Over the last month, we have made significant progress with the completion and fitting of the replacement stern underloute. The October 2022 newsletter (add link) details the trials and tribulations involved in converting this timber.

The new underloute section (shown inverted as it rests on the trestles waiting to be put into place. The scarph in the foreground attaches to the aft end of the keel and was made entirely with axes, drawknives and chisels.

It took nearly 450 hours to get the timber to a stage where it could be fitted. This was more than we had hoped and was a result of needing to include a variety of volunteers in this project rather than just one person supported by a few others like the last time.

The old underloute has been removed and replaced with the new piece of timber

The fitting of this timber will no doubt prove to be the most critical operation of the whole build in that a piece of freshly cut ‘green’ timber has had to be fitted between two seasoned pieces of timber. Additionally, allowances have had to be made for the subsequent shrinkage of the underloute as it seasons over the coming months. It is to the great credit of everyone involved that the operation to insert the replacement underloute went so smoothly. To add to the pressure, this exercise took place while being filmed by Time Team for their future documentary on the build

Assistant Shipwright Laurie Walker supervisors volunteer Nick Eddery-Joel as he cuts a trenail hole through the underloute and keel using a spoon auger. All were observed and filmed by Steve Shearn from Time Team.

We will now continue to shape the inside of the underloute and monitor shrinkage before fitting and fastening the first planking to it.

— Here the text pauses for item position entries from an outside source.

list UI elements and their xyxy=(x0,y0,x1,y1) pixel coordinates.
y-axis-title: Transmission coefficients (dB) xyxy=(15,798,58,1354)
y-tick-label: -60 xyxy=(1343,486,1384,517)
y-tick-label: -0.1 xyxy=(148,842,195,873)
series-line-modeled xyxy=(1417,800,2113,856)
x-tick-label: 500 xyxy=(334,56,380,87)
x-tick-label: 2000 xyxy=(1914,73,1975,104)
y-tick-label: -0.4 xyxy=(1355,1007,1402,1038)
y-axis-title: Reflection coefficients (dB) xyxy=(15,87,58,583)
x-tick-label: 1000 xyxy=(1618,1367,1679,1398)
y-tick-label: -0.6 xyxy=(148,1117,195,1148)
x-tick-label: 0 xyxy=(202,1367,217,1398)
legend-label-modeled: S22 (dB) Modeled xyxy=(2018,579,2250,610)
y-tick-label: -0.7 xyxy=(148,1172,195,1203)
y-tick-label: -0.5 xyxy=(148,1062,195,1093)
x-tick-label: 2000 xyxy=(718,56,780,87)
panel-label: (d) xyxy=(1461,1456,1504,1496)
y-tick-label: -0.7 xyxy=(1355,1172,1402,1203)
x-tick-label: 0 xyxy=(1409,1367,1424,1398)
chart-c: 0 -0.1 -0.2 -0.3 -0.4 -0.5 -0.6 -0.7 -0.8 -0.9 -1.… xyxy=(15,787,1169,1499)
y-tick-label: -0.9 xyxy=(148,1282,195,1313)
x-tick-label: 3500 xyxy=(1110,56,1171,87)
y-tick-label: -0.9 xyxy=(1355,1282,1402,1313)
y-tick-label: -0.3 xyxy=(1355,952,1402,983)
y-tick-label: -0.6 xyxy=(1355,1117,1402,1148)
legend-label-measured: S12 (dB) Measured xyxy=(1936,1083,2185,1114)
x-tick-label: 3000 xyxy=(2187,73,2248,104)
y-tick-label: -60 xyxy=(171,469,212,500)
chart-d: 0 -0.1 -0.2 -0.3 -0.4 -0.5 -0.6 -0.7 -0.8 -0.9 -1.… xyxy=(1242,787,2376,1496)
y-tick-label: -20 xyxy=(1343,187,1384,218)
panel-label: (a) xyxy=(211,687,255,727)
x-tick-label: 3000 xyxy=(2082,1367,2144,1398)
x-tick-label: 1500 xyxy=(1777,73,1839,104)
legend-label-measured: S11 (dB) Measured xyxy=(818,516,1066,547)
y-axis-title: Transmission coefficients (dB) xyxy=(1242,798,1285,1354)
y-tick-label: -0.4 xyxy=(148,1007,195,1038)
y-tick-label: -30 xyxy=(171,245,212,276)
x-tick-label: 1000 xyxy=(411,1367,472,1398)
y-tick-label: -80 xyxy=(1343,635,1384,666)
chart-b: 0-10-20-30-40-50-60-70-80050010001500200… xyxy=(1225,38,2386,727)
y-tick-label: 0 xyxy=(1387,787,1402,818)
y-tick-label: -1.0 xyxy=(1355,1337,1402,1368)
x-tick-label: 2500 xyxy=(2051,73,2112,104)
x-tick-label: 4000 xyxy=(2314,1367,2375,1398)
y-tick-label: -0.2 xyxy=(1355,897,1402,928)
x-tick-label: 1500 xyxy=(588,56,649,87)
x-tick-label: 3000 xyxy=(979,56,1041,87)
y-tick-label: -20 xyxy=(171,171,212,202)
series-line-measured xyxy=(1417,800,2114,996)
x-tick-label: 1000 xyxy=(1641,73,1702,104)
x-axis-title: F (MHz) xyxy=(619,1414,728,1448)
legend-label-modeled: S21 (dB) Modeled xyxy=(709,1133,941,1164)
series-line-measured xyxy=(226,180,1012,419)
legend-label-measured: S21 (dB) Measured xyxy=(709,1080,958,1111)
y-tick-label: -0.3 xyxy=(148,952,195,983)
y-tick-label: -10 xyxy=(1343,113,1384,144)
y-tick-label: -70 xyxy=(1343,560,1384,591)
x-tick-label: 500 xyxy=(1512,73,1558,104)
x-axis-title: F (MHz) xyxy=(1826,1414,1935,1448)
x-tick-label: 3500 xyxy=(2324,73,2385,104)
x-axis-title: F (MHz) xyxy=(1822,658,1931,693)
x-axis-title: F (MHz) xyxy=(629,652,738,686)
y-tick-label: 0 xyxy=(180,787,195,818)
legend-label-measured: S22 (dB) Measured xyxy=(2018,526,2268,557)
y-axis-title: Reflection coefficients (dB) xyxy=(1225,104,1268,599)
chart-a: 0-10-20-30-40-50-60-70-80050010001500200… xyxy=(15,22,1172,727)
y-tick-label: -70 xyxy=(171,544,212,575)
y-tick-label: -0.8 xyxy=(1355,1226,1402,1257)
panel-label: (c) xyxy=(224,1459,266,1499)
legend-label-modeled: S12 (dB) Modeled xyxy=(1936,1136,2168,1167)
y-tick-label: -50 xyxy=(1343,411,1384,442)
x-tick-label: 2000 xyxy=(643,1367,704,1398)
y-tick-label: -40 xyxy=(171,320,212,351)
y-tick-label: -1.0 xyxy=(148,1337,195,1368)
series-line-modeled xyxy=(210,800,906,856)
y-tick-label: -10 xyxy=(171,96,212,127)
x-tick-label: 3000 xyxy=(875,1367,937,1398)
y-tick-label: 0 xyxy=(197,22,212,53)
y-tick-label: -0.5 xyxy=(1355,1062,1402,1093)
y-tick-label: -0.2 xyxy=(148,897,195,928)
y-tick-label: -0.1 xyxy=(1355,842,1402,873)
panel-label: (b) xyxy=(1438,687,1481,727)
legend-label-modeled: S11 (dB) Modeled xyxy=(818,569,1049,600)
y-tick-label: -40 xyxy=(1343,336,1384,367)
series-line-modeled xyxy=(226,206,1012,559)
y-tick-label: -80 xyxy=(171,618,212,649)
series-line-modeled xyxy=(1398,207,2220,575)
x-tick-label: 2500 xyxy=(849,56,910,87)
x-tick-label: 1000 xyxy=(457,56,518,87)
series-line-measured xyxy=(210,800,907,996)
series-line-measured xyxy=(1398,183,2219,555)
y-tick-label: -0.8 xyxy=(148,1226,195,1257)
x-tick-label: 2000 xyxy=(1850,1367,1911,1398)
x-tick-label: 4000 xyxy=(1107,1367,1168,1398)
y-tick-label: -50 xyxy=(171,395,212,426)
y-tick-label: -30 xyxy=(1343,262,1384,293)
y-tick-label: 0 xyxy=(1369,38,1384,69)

Volunteers, Rod Daniel, Philip Waring and Mike Pratt hollowing the underloute and fitting trenails

Also, this month, volunteers have been gaining experience in fitting sections of framing to the full-size midship model of the Ship. This again is a technically challenging operation involving the careful fitting of the timber around the many plank edges that the frame sits on. The accuracy here needs to be close to the thickness of a piece of thin card, otherwise, once the frame is fastened up to the planking it is potentially possible to split the plank (leading to leakage) and alter the shape of the Ship

Sections of framing can be seen in the forefront, centre and back of the model. Each one has been worked to the exact shape of the hull.

The one-fifth scale model has been fitted with its completed outer stem and sternpost and is now undergoing sanding and finishing before being given its final preservative coatings

5th scale model looking sleek and ready for finishing

The team, led by John Cannon, has made a precise stand for the model to sit on. Once the outside has been completed it will be removed from the mold and turned upright before fitting the framing.

As alluded to above, we spent three days at the end of the month filming different elements of the project for a documentary being made by Time Team. Two of these days featured the fitting of the new underloute timber, the third was spent filming at Blickling Hall in Norfolk. Here we were looking at the processes involved in selecting the correct trees for the project, their felling and transport. The weather was foul – wet and windy – although the sun did pop its head out for a short time in the afternoon. Many thanks are due to the staff of the National Trust at Blickling Hall, particularly Heather Jermy, Stuart Banks and forestry contractor, Gary Bambridge. We now await the delivery of four magnificent Oak trees donated by Blickling which will allow us to continue to convert planking for use in the New Year

This oak tree at Blickling Hall is over 1.2m in diameter at the butt end and has 8m of useful length

We were also delighted to welcome the children from Melton Primary School (Rivet 1119), Kyson Primary School (Rivet 3348), Stradbroke Primary School (Rivet 3349) and the Gorseland Primary School (Rivet 3350) who took part in the Follow the Ship programme administered by the Woodbridge Riverside Trust. As our contribution, we gave each child the opportunity to rivet up a copper nail and rove using plywood planking so that they could understand the process and appreciate how difficult it was for the Anglo-Saxons to nail up nearly 4000 much larger iron nails. We made a lot of noise and had a lot of fun.